Paris Fashion – Read a Book
Want to read a French book? Don’t want to spend a fortune if the exchange rate goes bad? Buy a two euro book. All Parisians read a book. Ride the Paris metro and look at what people are holding in their hands: A book.
Over the past couple of years, the Paris metro announcement said, “Beware of pickpockets; be careful with your phone.” The message made enough sense. You could spot the kids doing the pocket picking. One time I needed eyes in back of my head (but that’s another story).
I become engrossed in what I am reading on the phone and slip into another consciousness. Now, I open my two euro book and read contendly. I have joined the other Parisians in the hardcopy written word.

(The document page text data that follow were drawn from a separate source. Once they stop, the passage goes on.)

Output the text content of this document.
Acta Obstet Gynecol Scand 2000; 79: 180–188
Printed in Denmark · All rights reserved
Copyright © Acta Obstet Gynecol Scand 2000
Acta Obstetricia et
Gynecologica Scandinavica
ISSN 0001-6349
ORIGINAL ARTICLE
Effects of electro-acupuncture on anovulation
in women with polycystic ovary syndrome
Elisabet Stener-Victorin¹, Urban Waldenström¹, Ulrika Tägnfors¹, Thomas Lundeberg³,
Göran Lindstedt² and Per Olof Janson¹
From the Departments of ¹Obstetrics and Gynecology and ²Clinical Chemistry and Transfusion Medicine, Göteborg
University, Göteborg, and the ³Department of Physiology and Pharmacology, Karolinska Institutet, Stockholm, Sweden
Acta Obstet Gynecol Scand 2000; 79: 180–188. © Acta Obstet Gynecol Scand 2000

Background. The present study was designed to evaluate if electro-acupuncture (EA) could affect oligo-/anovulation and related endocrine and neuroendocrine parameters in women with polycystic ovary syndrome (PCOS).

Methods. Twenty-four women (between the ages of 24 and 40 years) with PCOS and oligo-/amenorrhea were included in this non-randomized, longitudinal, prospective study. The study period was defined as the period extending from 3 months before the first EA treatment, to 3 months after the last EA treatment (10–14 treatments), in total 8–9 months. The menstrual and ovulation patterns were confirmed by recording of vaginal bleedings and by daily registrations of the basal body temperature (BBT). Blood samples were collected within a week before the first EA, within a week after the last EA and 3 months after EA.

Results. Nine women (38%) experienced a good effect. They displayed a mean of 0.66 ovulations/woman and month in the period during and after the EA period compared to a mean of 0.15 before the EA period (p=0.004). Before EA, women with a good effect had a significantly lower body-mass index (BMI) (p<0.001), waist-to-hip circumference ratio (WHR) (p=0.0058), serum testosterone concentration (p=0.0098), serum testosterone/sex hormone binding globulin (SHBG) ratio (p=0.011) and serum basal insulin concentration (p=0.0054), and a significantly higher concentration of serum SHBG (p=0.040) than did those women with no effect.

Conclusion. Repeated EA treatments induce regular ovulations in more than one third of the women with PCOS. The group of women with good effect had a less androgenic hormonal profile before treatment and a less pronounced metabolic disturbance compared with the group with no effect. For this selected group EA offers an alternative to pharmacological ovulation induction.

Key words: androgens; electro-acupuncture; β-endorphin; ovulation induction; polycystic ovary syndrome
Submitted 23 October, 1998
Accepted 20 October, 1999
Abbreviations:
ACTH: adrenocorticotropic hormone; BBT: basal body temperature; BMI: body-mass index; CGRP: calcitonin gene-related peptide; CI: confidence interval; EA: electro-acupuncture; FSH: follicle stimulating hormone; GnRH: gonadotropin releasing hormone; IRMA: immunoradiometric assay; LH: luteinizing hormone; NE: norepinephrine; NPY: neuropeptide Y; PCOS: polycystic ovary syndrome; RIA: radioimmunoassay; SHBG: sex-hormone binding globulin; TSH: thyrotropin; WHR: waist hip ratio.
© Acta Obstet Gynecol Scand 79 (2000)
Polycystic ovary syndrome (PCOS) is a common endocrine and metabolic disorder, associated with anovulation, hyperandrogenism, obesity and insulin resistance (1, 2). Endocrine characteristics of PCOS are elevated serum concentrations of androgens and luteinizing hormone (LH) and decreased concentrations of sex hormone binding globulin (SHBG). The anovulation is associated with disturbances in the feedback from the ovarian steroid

“Boule de Suif” is a book of short stories by Guy de Maupassant* that began my two euro addiction. I skipped looking up the adjectives because I understood the gist of the stories. Each of the stories is about a woman in different settings and social status. They each fall into a trap of cultural constraints of the period around the 1870s. I could not put down the book and took it on vacation. I read it on the way to the airport and finished it at my destination.
FNAC Les Halles carries a large selection of Librio and Folio editions written by French, American and British authors. The books are in French.
But what if you want to know every word of what you are reading? Buy a bi-lingual book. I found a bookshelf full of them just past the “Litterature” department at FNAC Les Halles. Turn left at “Bons Plans/Litterature”, go past the books in foreign languages, and head toward the back of the store. If you reach the animated books, you have gone too far. The bi-lingual books range in price from six to twelve euros.
*If you prefer to read the short stories in English, I found a website that is being updated with the latest translations. “Project Gutenberg Ebook” of Guy de Maupassant’s 180 short stories. Albert M. C. McMaster, B.A., A. E. Henderson, B.A., Madame Quesada and others are the translators. “Boule de Suif” is translated as “Tallow Ball”.